Browning consulted tax experts who claimed that was “essentially what Senators Warren and Sanders” have proposed. “They’re just packaging it in a way that’s easier to sell on the campaign trail.”
However, what both Warren and Sanders have proposed is far more radical than raising the capital gains tax rate. That became obvious from the calculations buried in the next to last paragraph of the Bloomberg story.
Warren’s “ultra-millionaire’s tax” would be an annual wealth tax (of dubious constitutionality) on all wealth above $50 million. If you think tax prep is bad now, just wait until you have to have a value for every non-liquid asset you possess every single year just to prove you aren’t an “ultra-millionaire.” It’s almost full employment for accountants.

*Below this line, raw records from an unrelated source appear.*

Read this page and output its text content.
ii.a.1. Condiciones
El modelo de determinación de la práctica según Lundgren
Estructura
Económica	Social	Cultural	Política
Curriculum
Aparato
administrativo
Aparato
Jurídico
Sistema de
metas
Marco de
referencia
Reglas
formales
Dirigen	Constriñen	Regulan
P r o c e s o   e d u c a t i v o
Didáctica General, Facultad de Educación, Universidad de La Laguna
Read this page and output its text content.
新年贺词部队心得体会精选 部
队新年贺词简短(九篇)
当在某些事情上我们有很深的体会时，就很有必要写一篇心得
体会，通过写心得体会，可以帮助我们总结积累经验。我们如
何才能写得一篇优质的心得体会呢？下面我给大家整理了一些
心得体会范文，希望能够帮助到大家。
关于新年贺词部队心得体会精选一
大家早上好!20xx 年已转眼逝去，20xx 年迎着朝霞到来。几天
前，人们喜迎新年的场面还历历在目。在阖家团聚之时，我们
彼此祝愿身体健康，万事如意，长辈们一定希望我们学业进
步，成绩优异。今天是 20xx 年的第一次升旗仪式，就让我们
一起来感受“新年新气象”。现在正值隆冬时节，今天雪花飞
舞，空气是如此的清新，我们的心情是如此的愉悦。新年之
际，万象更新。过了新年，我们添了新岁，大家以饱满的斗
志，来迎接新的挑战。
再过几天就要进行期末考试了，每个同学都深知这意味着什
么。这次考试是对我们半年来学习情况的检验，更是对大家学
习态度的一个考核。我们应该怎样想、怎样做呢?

Sanders wants to raise the estate tax up to a whopping 77 percent for estates larger than $1 billion. He also wants the tax to begin at $3.5 million, which would especially hurt small business owners and farmers. Many conservatives call the the estate tax the “death tax.”
A 5 percent capital gains tax hike would raise less than $25 billion in tax revenue over a decade — far less than both Democrats’ aims. Warren claims her wealth tax would bring in $2.75 trillion over 10 years. Sanders claims his tax hike proposal on inheritances would bring $2.2 trillion into government coffers in a decade.
The Bloomberg story also turned to several liberal experts to attack current tax rates including former Obama administration Treasury official Mark Mazur. He slammed the GOP saying they treat capital gains rates “like it’s a tablet from Moses.”
“But there’s nothing sacred about it,” he added.
Browning’s article also included a University of Virginia tax law expert who claimed, “The spirit of the moment is that people feel like capital income is under-taxed.”
Gates has called for higher taxes and argued capital gains hikes are the most direct way to go after wealth, but not called for a specific rate hike.
The only suggestion in Browning’s article that rate hikes have an economic impact was near the end, when she acknowledged there is a debate over rate changes and whether they “would spur or retard economic growth and charitable giving.”
The closest the story came to criticism of higher taxes was the final paragraph which quoted a hedge fund manager “echoing an argument often heard on Wall Street.” That fund manager Mark Spiegel, who warned higher capital gains taxes could demotivate wealthy investors and they may choose to work less.
Bloomberg News often supports its owner, Michael Bloomberg, and his liberal agenda. For example, it is filled with anti-gun content. The former mayor is a gun-control activist. Bloomberg Businessweek magazine also promoted the Paris Climate Accord, which Bloomberg supported.